Midazolam infusion can be used either alone or combined with a narcotic immediately before the procedure, with supplemental doses to maintain the desired level of sedation throughout the procedure.
For short endoscopic or short diagnostic procedures and direct current cardioversion, midazolam infusion of 1 mg/mL formulation is recommended for IV sedation to facilitate slow injection.
Midazolam infusion should be administered immediately prior to the procedure in small increments and titrated slowly until the desired sedative effect is achieved.
An initial titration with a small dose, such as 2 to 2.5 mg administered over a 2 to 3 minute period is suggested for an average healthy adult.
After waiting about 2 minutes, the dosage may be further titrated in small increments of the initial dose if necessary to the desired sedation.

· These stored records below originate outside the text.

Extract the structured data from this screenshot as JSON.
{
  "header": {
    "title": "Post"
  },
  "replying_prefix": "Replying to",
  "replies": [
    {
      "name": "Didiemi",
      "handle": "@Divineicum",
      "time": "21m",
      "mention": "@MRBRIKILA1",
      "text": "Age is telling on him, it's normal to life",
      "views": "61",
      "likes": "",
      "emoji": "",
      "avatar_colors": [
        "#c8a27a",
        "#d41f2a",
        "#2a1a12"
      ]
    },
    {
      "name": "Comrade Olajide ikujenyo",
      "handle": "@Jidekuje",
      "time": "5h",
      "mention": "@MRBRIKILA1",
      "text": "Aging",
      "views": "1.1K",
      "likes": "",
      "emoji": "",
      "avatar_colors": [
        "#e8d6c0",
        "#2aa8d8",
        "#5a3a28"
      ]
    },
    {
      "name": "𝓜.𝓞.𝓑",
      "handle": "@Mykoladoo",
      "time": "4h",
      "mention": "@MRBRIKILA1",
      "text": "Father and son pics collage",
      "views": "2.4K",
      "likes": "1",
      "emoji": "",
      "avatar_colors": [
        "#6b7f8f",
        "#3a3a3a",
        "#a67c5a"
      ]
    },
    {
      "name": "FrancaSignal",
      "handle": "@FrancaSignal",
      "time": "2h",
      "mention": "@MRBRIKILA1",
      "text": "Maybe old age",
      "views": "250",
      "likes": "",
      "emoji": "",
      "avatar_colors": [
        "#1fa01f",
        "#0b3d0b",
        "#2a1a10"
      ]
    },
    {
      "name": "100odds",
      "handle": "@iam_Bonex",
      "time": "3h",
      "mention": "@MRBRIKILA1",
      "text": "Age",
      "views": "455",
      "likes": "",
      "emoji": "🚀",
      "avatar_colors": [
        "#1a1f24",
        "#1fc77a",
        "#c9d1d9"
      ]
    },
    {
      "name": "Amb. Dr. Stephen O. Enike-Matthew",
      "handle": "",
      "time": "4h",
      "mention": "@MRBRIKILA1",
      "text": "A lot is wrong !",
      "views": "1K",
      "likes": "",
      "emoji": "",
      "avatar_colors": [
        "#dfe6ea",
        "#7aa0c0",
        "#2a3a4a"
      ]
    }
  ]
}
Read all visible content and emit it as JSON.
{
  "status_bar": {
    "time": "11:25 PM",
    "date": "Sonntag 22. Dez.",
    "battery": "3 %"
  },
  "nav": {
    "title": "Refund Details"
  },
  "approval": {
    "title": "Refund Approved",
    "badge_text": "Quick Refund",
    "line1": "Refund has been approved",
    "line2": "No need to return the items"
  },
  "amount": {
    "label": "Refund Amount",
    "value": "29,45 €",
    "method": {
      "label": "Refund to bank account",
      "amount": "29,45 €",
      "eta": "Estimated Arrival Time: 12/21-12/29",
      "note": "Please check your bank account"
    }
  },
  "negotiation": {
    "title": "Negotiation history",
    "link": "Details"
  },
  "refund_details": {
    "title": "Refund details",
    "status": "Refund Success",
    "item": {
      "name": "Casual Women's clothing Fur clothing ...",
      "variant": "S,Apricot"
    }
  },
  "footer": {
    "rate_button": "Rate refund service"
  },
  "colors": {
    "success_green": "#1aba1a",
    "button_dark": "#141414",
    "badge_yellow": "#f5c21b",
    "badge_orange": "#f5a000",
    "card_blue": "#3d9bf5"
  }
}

Additional maintenance doses may be given in increments of 25% of the initial dose to maintain the desired level of sedation, only by slow titration.
The desired end point can usually be attained within 3 to 6 minutes, depending on the total dose administered and whether or not it is preceded by narcotic premedication.
The midazolam infusion dosage should be lowered in the elderly and debilitated, and in patients with limited pulmonary reserve.
Because the danger of underventilation or apnoea is greatest in these patients and because peak effect may take longer, increments should be smaller and the rate of injections should be slower.